1) Being “afraid” of a grievance. Why should anyone be afraid of a grievance? Only because the people above one are wimps and think a grievance is a sign of poor management. The easiest way to get no grievances is to do whatever the union wants. I once worked for a plant manager (one with no prior union experience) who told me that he felt our grievance load was too high and that I needed to reduce the number. I told him that I cold reduce it to any number he wanted; to zero if that was the goal. He didn’t think that was such a great idea when I pointed out to him that I could just cave-in to the union on enough items to be sure I’d reach his target. It sounds like that in your organization that precise mechanism is at work.
2) You work for a non-profit. That perhaps has a place in this situation. Accountability is harder to measure and often less an issue. The level of alturism in the mission of the non-profit may also enter into the way employees are handled.
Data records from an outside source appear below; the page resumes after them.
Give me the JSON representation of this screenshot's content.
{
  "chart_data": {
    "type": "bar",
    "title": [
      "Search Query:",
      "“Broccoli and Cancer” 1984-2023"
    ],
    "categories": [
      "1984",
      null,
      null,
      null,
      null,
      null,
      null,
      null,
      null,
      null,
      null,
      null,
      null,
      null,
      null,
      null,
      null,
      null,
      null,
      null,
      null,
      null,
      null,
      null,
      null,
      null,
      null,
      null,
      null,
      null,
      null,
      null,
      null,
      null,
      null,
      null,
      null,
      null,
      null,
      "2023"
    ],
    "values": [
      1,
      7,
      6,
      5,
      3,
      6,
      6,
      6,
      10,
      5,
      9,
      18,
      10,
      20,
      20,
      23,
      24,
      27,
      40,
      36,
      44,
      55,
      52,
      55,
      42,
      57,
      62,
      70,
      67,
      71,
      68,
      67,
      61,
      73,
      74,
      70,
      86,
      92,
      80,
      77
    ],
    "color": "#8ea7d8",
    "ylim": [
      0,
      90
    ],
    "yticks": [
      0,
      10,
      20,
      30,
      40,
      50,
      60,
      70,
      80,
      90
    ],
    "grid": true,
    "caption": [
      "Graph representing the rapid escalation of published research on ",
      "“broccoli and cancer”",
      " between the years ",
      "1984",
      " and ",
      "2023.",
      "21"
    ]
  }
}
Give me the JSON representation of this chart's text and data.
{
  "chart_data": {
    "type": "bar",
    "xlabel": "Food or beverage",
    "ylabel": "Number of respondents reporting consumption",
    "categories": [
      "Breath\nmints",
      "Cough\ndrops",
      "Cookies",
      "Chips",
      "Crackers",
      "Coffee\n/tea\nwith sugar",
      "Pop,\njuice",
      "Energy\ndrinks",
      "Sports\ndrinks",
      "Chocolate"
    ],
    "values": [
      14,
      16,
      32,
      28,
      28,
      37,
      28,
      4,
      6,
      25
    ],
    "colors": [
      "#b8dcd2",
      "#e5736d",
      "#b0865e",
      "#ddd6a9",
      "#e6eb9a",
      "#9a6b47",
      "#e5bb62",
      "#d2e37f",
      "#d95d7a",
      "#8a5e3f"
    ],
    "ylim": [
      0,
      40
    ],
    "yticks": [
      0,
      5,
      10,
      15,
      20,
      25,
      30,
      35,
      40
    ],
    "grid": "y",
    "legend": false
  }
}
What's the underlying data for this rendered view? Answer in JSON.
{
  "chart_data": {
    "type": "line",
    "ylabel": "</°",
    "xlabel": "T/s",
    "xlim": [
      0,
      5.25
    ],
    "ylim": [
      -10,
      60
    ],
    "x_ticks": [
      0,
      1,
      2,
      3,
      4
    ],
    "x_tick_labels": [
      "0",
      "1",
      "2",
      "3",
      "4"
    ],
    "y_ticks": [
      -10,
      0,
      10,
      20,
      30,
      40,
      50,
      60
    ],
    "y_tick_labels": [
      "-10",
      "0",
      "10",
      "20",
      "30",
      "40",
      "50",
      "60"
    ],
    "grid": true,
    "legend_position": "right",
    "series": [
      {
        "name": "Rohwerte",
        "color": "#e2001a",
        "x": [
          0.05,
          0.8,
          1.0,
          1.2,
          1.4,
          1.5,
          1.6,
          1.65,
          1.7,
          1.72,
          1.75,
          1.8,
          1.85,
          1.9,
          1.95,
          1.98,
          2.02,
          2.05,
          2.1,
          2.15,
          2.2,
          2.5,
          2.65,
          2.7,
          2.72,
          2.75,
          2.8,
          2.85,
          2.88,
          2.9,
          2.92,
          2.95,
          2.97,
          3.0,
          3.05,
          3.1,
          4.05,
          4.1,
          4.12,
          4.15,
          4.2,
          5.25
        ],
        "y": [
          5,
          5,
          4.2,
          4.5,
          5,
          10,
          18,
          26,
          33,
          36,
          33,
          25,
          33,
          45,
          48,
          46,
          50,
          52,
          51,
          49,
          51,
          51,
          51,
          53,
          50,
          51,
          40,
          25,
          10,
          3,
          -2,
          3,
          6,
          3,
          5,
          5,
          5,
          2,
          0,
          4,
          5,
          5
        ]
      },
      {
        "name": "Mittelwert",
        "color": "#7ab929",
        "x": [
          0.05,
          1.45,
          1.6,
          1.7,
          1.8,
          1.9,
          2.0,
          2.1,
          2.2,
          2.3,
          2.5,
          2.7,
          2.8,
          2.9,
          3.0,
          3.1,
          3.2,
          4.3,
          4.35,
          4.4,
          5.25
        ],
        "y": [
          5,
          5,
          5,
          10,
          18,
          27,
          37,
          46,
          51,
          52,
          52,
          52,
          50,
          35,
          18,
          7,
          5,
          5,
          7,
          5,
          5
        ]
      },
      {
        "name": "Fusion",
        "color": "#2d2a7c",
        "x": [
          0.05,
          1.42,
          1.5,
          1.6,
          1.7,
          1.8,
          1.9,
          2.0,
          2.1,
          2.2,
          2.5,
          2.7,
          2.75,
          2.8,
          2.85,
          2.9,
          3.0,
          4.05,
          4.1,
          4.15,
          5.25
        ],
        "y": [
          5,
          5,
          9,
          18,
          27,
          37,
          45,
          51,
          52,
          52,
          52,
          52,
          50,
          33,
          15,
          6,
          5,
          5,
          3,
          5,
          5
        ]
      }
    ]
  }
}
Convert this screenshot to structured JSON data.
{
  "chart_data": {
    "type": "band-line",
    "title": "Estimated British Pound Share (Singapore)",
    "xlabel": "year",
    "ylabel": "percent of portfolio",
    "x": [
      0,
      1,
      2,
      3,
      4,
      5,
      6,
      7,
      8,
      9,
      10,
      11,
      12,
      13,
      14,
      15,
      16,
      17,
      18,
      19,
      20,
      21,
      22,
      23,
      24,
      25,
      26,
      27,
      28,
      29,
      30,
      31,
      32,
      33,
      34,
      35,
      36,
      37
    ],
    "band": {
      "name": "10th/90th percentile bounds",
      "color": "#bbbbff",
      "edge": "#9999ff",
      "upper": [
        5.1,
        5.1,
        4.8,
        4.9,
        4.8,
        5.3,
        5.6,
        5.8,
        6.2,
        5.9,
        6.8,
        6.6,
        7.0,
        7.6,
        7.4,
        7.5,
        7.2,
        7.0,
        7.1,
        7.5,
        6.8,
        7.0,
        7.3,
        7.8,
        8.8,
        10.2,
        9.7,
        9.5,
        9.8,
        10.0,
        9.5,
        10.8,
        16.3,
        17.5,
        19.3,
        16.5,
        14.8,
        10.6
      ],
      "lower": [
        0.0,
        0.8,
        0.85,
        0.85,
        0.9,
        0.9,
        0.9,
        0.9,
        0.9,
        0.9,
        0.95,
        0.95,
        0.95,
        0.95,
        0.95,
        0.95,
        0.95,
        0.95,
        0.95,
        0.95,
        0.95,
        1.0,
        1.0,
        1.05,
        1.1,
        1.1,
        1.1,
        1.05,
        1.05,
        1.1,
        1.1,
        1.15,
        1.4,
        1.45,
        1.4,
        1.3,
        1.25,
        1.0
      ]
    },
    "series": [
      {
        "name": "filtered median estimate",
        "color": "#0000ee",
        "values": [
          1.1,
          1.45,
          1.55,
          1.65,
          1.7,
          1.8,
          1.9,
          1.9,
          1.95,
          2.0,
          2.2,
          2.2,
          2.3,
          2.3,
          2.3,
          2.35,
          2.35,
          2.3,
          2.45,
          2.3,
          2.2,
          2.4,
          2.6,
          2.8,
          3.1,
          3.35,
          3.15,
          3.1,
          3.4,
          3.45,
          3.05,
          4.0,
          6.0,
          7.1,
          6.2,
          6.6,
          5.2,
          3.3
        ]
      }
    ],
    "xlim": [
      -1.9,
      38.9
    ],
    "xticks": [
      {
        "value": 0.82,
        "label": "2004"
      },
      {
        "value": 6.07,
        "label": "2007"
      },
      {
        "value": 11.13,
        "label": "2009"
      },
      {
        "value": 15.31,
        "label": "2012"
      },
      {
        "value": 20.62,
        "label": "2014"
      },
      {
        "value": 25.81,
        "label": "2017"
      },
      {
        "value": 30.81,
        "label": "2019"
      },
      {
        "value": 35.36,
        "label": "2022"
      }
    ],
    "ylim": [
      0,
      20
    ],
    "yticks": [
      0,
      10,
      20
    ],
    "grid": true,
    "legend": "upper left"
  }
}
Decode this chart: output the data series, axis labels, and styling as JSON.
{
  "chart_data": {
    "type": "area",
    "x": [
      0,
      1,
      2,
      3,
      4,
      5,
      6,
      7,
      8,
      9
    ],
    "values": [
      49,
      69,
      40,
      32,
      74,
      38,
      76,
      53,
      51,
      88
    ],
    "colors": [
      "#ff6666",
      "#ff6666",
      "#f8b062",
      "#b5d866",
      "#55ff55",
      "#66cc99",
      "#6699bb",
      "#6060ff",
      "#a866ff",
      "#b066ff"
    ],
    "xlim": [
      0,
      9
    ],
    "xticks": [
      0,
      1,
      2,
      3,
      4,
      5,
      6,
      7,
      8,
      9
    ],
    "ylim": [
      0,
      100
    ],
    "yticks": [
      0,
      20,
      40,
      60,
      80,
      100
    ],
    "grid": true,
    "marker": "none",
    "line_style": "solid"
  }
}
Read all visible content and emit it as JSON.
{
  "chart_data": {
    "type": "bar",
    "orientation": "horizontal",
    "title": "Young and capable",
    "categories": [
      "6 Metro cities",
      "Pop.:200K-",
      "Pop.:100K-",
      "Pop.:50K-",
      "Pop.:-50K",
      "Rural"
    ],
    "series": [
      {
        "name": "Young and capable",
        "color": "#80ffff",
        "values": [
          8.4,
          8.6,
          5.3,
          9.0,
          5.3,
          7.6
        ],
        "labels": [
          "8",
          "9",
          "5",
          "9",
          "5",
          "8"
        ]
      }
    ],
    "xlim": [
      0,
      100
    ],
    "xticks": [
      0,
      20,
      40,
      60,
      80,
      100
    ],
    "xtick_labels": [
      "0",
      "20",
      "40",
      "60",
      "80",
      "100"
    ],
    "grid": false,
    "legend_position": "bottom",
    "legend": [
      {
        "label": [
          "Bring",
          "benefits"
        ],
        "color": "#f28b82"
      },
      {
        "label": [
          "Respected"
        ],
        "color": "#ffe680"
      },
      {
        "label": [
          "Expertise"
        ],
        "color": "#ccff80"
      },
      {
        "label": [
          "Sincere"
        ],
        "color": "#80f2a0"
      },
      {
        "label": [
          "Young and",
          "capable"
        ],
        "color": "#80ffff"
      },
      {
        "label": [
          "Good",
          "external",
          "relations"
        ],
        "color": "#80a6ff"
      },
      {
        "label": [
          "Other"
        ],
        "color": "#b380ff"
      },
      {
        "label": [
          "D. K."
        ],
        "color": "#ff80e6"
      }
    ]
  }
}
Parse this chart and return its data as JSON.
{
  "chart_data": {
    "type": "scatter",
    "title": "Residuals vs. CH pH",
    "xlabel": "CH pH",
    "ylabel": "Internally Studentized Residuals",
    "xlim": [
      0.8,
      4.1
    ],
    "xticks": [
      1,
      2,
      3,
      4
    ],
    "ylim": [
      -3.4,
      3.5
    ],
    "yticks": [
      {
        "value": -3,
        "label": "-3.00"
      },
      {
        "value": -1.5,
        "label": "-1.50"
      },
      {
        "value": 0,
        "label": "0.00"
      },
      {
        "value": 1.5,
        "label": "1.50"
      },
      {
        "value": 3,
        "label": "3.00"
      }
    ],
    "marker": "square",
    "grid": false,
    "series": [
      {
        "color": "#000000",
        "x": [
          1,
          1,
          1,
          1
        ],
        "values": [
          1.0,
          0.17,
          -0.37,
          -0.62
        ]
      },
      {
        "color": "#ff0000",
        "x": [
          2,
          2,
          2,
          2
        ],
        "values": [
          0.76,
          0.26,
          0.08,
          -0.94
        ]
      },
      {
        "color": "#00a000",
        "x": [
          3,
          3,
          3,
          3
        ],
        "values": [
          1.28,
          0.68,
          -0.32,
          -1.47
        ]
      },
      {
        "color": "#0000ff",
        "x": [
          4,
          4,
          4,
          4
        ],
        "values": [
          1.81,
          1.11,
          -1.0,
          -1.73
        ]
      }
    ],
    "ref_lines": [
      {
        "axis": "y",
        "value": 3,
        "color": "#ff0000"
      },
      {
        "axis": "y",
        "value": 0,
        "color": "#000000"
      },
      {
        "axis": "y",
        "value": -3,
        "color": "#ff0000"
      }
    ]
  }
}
A hard-nosed manager might not go far.
3) This kind of employee problem often involves employees in a protected class. Managers have an additional level of anxiety (read fear) of doing anything in these cases, for fear of being seen as “insensitive”.
4) Management turnover. Many organizations like to rotate managers through various positions: too quickly in my opinion. Unless employee relations is a high priority in such organizations, this creates a great temptation to ignore employee problems and leave them for the next manager to worry about.
The unfortunate truth is that (as has already been pointed out) the way “Tina” is handled is highly unlikely to change, as the problems are systemic. You’ll need to continue to live with it, or leave this employer.
Thanks to EHRL and the other commenters. It helps to have a sympathetic ear. It’s hard to imagine leaving a job I love, especially since the public sector seems to have no shortage of situations like this. I’m going to work on my breathing for now. Part of the battle will be to stop getting so hopeful when management says they’re going to fix the problem. Thanks for listening!
Anonymous–working on your breathing may be the best solution right now. It’s so frustrating when managers won’t do their job.